43 In the circumstances, the finding that the source of the information of each of the three witnesses was the applicant, and perhaps his wife, was open to the Tribunal on the evidence as it stood at the end of its hearing. The exercise of the Tribunal's function required it to assess the evidence, for the purpose of determining whether it would accept it. It was not obliged, as part of that process of assessment, to indicate to the applicant the way it proposed to find, and to invite further submissions. To do so would be to exceed the requirements of procedural fairness in the circumstances. The Tribunal is not obliged to reveal its processes of reasoning, so as to give an applicant for review an opportunity to strengthen his or her case, before making a finding adverse to that case. See Re Minister for Immigration & Multicultural Affairs; Ex parte Miah [2001] HCA 22 (2001) 206 CLR 57 at [31] per Gleeson CJ and Hayne J, and [194] per Kirby J. The obligation to afford a hearing does not usually carry with it an obligation to direct the attention of the person in question to omissions in his or her case. See Broussard v Minister for Immigration & Ethnic Affairs (1989) 21 FCR 472 at 481. It was for the applicant to advance whatever evidence or argument he wished to advance in support of his contention that he had a well-founded fear of persecution for a Convention reason and for the Tribunal then to decide whether that claim was made out. See Abebe v Commonwealth of Australia [1999] HCA 14 (1999) 197 CLR 510 at [187] per Gummow and Hayne JJ.
44 Section 424A of the Migration Act did not oblige the Tribunal to give notice to the applicant of the finding it proposed to make about the witnesses. That section relates only to "information that the Tribunal considers would be the reason, or a part of the reason, for affirming the decision" under review. Section 424A(3)(b) excludes from the obligation information that the applicant gave for the purpose of the application. The evidence of the three witnesses was information that the applicant gave for the purpose of the application.

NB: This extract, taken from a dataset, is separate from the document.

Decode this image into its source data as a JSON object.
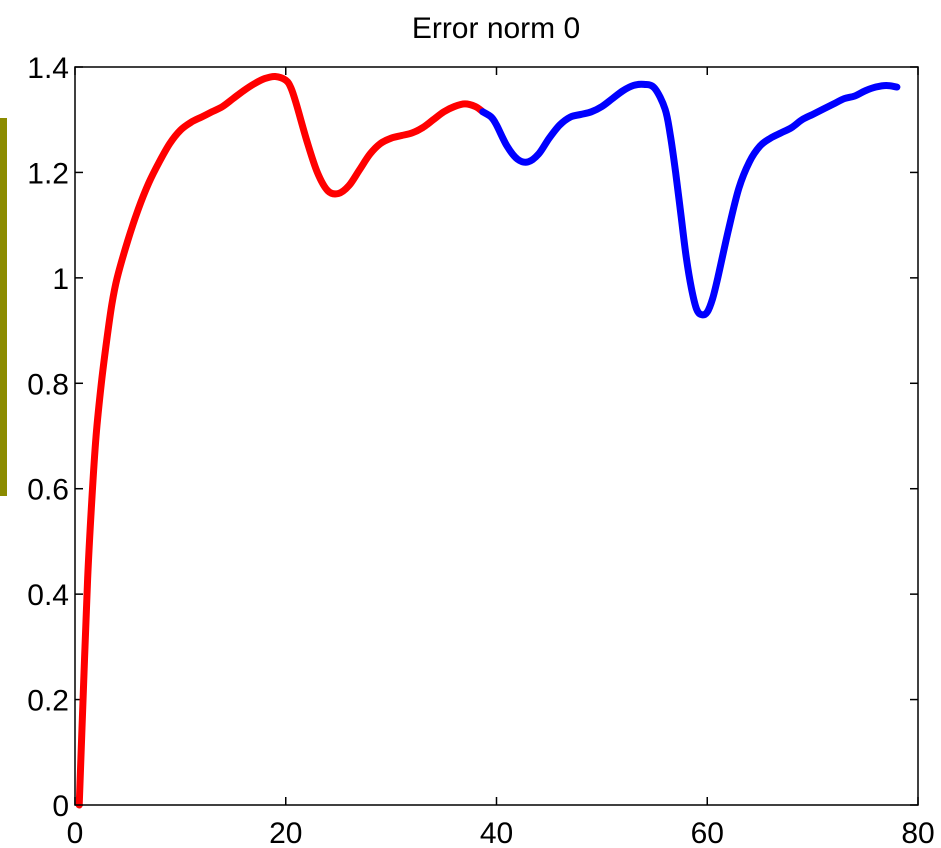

45 Even if the Tribunal were obliged to disclose to the applicant that it proposed to make the finding that the source of the information of each witness was the applicant and his wife, there is no indication that the applicant could have done anything that would have altered the course of events. If it were the fact that any of the witnesses had been able to give an eye-witness account of any event that strengthened the applicant's case, it is hard to accept, in the absence of evidence, that he or she would not have been invited to do so. As I have said, save for Ms Garcia's observation of the applicant's physical condition after he had taken a phone call, the evidence she says she would have given confirmed that he was the source of her information about the making of the threat. As I have said, the evidence of Mr Pavez itself disclosed that the applicant was the source of his information. The applicant has not made out a case that he would have been able to do anything to strengthen the evidence in support of his claim to a protection visa, if he had been given any further opportunity. Compare Re Minister for Immigration & Multicultural Affairs; Ex parte Lam [2003] HCA 6 (2003) 77 ALJR 699.
46 The applicant has not made out the ground of denial of procedural fairness affecting the Tribunal's decision.